Dr. Topple takes Tom out on dates. At first, people gaze with perplexity and loathing upon this coupling of woman and beast, but this all changes once the ladies see how attentive, charming, and skilled Tom is as a dancer, a chef, and a lover. Dr. Topple’s girlfriends ask her how much for a pandaman of their own. The word-of-mouth is killer. Soon enough, Dr. Topple’s a millionaire off the first batch of pre-orders. She cuts ties with Stoat Skittering, and uses her riches to construct her own pandaman facility. Women all over the US abandon their human hubbies for that pandaman action. Dr. Topple institutes a sliding scale for payments so these furry lovers aren’t just for the super rich. American women leave their old lives to form a feminist breakaway republic, ditching shitty jobs and shitty men to live like Amazons in those old Wonder Woman comics. Without secretaries, nurses, teachers, research assistants, librarians, and housewives the Reaganite economy implodes, property values plummet, and the men fall ever deeper into macho paranoia and incompetence. Dr. Topple uses her economic superiority to buy Northern California, Utah, Colorado, and the failing aerospace industries. The menfolk try to use domestic violence to control the women but the pandamen just beat their asses. So, the menfolk create their very own pandawomen-but these pandawomen reject domination and instead opt to become a dangerous biker gang. The useless men resort to McCarthyite Red Scare rhetoric and militarism but only succeed in tripping over each other’s dicks as they fight over defense budget appropriations for overly complicated weapons systems of dubious functionality. Dr. Topple and her Neo-Amazons prepare for an apocalyptic showdown with the men . . . but the men end up killing each other as cooperation is sabotaged by macho territoriality.

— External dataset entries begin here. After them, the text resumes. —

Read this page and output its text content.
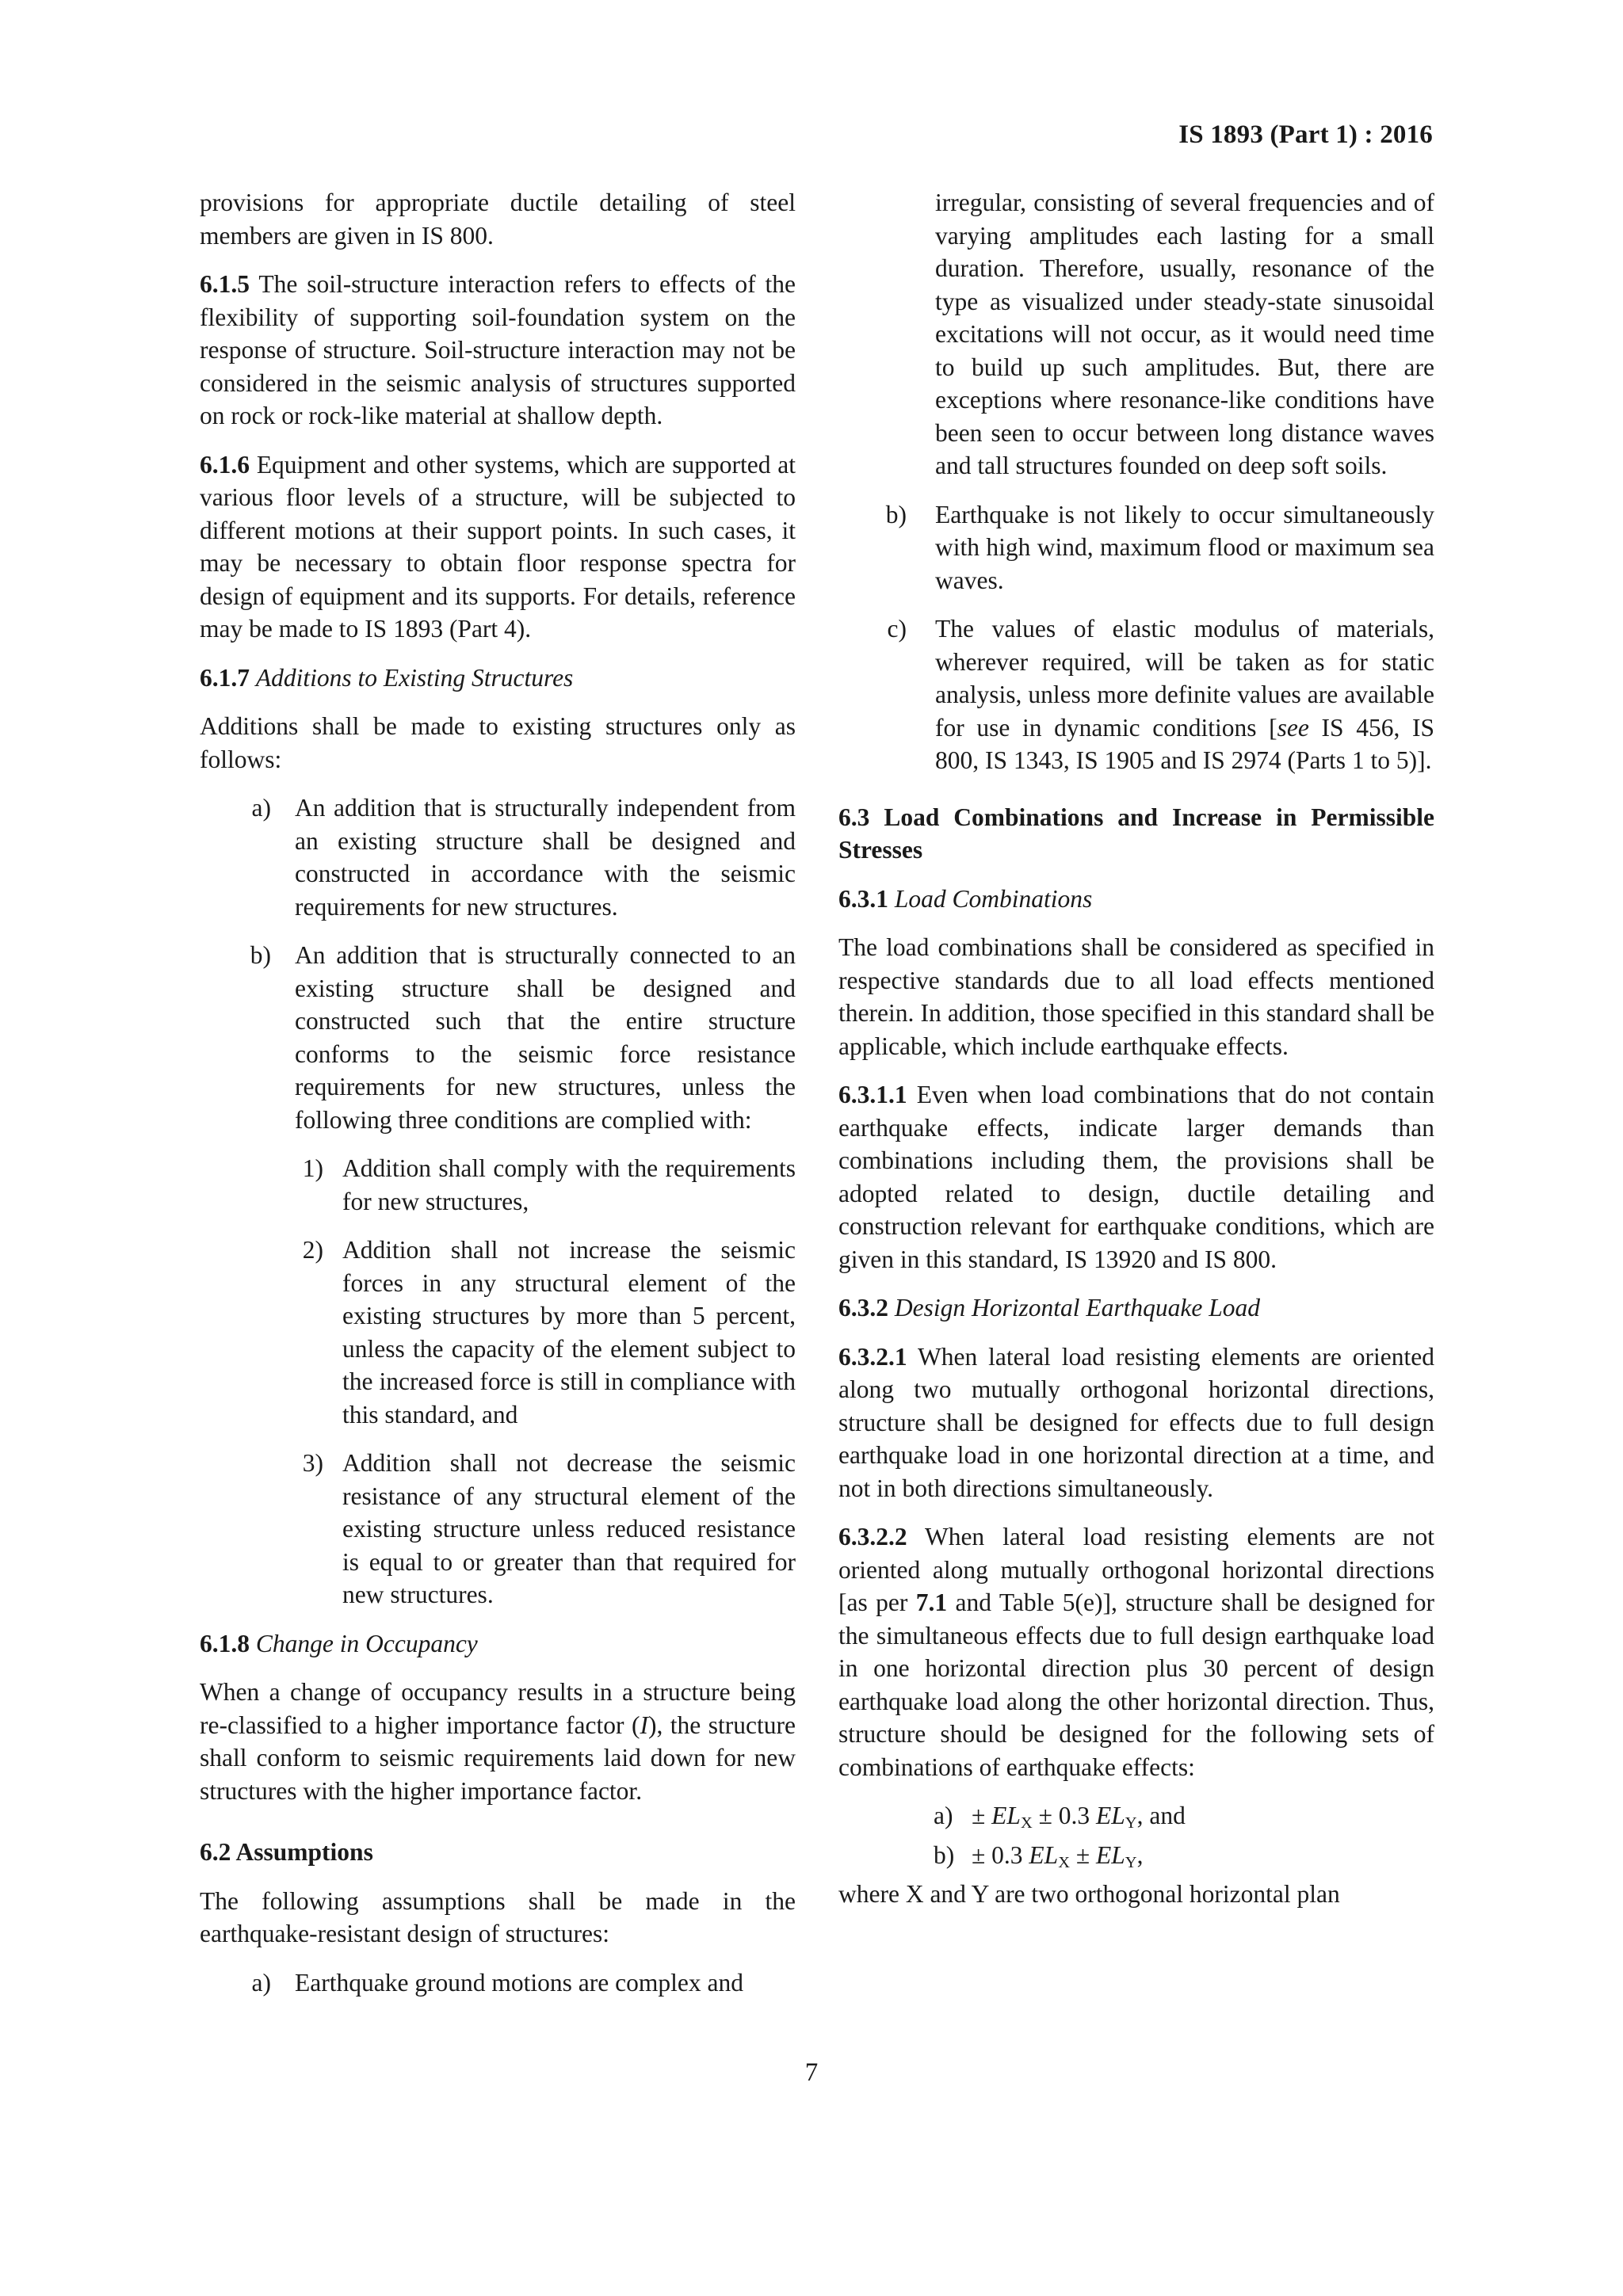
IS 1893 (Part 1) : 2016

provisions for appropriate ductile detailing of steel members are given in IS 800.

6.1.5 The soil-structure interaction refers to effects of the flexibility of supporting soil-foundation system on the response of structure. Soil-structure interaction may not be considered in the seismic analysis of structures supported on rock or rock-like material at shallow depth.

6.1.6 Equipment and other systems, which are supported at various floor levels of a structure, will be subjected to different motions at their support points. In such cases, it may be necessary to obtain floor response spectra for design of equipment and its supports. For details, reference may be made to IS 1893 (Part 4).

6.1.7 Additions to Existing Structures

Additions shall be made to existing structures only as follows:

a) An addition that is structurally independent from an existing structure shall be designed and constructed in accordance with the seismic requirements for new structures.
b) An addition that is structurally connected to an existing structure shall be designed and constructed such that the entire structure conforms to the seismic force resistance requirements for new structures, unless the following three conditions are complied with:
1) Addition shall comply with the requirements for new structures,
2) Addition shall not increase the seismic forces in any structural element of the existing structures by more than 5 percent, unless the capacity of the element subject to the increased force is still in compliance with this standard, and
3) Addition shall not decrease the seismic resistance of any structural element of the existing structure unless reduced resistance is equal to or greater than that required for new structures.

6.1.8 Change in Occupancy

When a change of occupancy results in a structure being re-classified to a higher importance factor (I), the structure shall conform to seismic requirements laid down for new structures with the higher importance factor.

6.2 Assumptions

The following assumptions shall be made in the earthquake-resistant design of structures:

a) Earthquake ground motions are complex and
irregular, consisting of several frequencies and of varying amplitudes each lasting for a small duration. Therefore, usually, resonance of the type as visualized under steady-state sinusoidal excitations will not occur, as it would need time to build up such amplitudes. But, there are exceptions where resonance-like conditions have been seen to occur between long distance waves and tall structures founded on deep soft soils.
b) Earthquake is not likely to occur simultaneously with high wind, maximum flood or maximum sea waves.
c) The values of elastic modulus of materials, wherever required, will be taken as for static analysis, unless more definite values are available for use in dynamic conditions [see IS 456, IS 800, IS 1343, IS 1905 and IS 2974 (Parts 1 to 5)].

6.3 Load Combinations and Increase in Permissible Stresses

6.3.1 Load Combinations

The load combinations shall be considered as specified in respective standards due to all load effects mentioned therein. In addition, those specified in this standard shall be applicable, which include earthquake effects.

6.3.1.1 Even when load combinations that do not contain earthquake effects, indicate larger demands than combinations including them, the provisions shall be adopted related to design, ductile detailing and construction relevant for earthquake conditions, which are given in this standard, IS 13920 and IS 800.

6.3.2 Design Horizontal Earthquake Load

6.3.2.1 When lateral load resisting elements are oriented along two mutually orthogonal horizontal directions, structure shall be designed for effects due to full design earthquake load in one horizontal direction at a time, and not in both directions simultaneously.

6.3.2.2 When lateral load resisting elements are not oriented along mutually orthogonal horizontal directions [as per 7.1 and Table 5(e)], structure shall be designed for the simultaneous effects due to full design earthquake load in one horizontal direction plus 30 percent of design earthquake load along the other horizontal direction. Thus, structure should be designed for the following sets of combinations of earthquake effects:

$a) \pm EL_X \pm 0.3$ $EL_Y$, and
b) ± 0.3 $EL_X \pm EL_Y$,

where X and Y are two orthogonal horizontal plan

7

A lot happens in Biotech Comix. It’s a sarcastic, gleeful boot up the ass of Ronald Reagan’s conservative, militaristic America. It takes the perviness one finds in, say, Robert Crumb and reconfigures it from a feminist perspective. A comics historian might fruitfully place it in some kind of relation to other adventurous anthropomorphic comics of the 1980s: Omaha the Cat Dancer, Albedo Anthropomorphics, and Usagi Yojimbo. The art is derpy looking, but the satire is delivered head-on. If the visuals had been more accomplished Biotech Comix might have caught on, but who can say.
Overall, Biotech Comix offers a perverse satirical counterattack against Ronald Reagan and the Moral Majority’s mission to devalue and emiserate womankind. The visuals aren’t quite up to the ideas, but it gets the point across. The back cover promises another issue, but that might’ve been just a mockery of the endless serializations of Marvel and DC superhero soap operas. There’s just the one issue of Biotech Comix for better or worse.
And you can read it on the Internet Archive if you want. I did. It was great. It did not waste my time. Which is always nice.